Bruno Rombi (22 settembre 1931 – 27 aprile 2020), sardo trapiantato a Genova, pittore, pubblicista, critico letterario, ha pubblicato, oltre a libri di narrativa, varie raccolte di versi, a partire da «I poemi del silenzio» (La Nuova Italia Letteraria, 1956). Tutte sono ora riunite, insieme a una trentina di inediti, in «Il viaggio della vita» ( Le Mani-Microart’S, 2011) che sin dal titolo rivela come fondamentale sia nella poesia di Rombi il motivo biografico: l’attraversamento della vita in un viaggio costellato anche di dolori e di lutti.

Il testo che qui oggi propongo è tratto dalla racolta «Come il sale / Precum sarea», edizione bilingue in italiano e rumeno, Editura Nona-Piatra Neamt, 2007. Esiste anche un’edizione bilingue in italiano e francese: «Come il sale / Comme le sel», Nemapress, 2008.
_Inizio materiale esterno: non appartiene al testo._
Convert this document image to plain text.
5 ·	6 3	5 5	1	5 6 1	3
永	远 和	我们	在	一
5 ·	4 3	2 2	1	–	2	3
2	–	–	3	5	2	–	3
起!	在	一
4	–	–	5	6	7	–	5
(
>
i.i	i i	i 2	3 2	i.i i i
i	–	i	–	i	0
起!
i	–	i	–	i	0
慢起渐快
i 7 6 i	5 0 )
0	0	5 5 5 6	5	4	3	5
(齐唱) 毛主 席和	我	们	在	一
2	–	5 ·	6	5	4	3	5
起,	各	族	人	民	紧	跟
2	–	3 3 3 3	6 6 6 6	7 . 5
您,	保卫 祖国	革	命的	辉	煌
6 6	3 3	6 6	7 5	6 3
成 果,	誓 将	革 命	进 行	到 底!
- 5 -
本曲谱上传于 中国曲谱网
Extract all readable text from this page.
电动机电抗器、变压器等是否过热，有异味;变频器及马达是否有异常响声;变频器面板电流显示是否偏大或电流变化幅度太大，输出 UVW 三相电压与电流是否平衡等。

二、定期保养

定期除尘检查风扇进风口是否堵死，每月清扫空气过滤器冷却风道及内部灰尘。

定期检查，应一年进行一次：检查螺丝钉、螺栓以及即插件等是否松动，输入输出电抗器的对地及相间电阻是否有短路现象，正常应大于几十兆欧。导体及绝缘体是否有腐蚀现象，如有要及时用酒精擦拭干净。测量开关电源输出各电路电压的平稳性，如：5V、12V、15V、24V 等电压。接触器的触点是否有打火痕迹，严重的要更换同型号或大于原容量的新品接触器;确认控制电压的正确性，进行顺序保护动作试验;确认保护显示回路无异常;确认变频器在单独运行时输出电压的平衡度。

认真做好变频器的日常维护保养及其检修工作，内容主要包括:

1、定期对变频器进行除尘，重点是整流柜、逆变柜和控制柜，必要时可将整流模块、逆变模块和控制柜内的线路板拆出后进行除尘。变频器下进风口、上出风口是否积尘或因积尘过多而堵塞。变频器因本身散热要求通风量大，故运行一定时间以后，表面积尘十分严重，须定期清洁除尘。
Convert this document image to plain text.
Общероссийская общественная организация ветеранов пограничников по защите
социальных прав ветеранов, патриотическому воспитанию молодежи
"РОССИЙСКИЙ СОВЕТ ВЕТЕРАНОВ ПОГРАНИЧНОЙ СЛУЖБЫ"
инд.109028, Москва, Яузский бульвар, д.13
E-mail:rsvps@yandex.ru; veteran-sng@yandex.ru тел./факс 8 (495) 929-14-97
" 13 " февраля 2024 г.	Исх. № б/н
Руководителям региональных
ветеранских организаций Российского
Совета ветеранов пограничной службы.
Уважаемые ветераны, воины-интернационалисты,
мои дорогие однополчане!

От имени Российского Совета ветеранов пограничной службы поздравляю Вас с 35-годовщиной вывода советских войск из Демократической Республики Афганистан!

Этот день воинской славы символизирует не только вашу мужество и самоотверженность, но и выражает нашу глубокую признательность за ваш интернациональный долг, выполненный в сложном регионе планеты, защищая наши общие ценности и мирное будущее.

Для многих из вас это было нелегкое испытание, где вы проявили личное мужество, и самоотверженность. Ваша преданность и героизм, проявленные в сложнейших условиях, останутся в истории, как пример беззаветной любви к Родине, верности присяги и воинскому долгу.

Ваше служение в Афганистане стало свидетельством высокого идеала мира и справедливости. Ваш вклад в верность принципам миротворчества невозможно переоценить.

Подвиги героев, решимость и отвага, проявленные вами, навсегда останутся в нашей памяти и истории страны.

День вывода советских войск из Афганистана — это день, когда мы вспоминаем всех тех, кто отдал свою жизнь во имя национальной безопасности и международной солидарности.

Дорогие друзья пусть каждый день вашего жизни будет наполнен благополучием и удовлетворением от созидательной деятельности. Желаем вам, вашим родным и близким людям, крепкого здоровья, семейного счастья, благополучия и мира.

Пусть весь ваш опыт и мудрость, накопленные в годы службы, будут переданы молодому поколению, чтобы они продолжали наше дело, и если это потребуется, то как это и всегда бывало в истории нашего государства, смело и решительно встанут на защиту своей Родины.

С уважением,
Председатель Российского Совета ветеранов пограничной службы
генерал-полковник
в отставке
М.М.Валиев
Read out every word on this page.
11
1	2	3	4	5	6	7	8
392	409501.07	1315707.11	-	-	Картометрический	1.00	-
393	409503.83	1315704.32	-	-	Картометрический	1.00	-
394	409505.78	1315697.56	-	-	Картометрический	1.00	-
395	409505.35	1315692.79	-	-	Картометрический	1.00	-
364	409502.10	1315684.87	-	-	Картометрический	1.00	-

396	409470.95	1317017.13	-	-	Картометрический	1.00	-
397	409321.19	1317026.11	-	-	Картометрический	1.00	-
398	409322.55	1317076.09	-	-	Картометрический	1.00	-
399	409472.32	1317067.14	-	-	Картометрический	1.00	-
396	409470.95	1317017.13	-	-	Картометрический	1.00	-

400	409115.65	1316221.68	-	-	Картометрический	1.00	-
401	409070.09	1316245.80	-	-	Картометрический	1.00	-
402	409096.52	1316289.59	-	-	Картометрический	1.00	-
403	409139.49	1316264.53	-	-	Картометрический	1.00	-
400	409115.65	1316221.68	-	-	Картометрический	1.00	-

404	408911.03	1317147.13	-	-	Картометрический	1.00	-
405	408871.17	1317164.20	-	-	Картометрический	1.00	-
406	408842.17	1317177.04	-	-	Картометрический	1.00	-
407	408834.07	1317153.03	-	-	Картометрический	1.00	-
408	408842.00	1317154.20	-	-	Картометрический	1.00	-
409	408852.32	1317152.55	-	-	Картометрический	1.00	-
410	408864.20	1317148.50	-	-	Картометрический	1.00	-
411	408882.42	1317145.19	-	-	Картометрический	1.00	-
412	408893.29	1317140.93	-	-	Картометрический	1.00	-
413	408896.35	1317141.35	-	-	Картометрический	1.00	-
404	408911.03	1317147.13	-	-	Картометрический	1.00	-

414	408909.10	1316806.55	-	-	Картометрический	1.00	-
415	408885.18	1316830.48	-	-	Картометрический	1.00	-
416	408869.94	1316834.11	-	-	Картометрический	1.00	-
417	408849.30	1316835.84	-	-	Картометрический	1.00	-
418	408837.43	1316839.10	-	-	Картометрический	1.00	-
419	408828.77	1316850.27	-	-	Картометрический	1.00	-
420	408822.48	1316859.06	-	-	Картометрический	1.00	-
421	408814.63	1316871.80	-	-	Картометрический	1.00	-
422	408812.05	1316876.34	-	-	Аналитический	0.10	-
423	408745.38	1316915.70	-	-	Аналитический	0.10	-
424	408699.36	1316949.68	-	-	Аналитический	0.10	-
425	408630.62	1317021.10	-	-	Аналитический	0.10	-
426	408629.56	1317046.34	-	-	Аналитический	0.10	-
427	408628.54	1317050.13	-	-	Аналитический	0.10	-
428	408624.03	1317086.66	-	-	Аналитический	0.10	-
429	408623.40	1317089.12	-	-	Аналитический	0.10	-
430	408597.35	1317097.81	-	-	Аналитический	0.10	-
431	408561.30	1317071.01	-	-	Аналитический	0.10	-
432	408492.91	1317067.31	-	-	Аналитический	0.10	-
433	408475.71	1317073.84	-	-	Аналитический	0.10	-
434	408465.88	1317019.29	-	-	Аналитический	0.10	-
«È questo certamente un libro importante nella produzione poetica del nostro autore, dato che in esso si scopre un piglio più arioso e franco, una più assorta contemplazione del mondo, un più profondo senso del mistero. La parola “mistero” affiora infatti sovente in queste poesie, dandoci la sensazione che Rombi voglia guardare qui più a fondo nel segreto dell’esistenza e in quello dell’intero universo, per comprenderne il senso. […] Qui come altrove nei libri di Bruno Rombi si nota l’alternarsi della vena intimistica con quella d’ispirazione civile. Si tratta di due modi che egli ha di porsi di fronte all’arte dello scrivere in versi, dal momento che sa sia guardarsi dentro, interrogandosi, sia contemporaneamente volgere lo sguardo a ciò che accade intorno a lui» (Liliana Porro Andriuoli).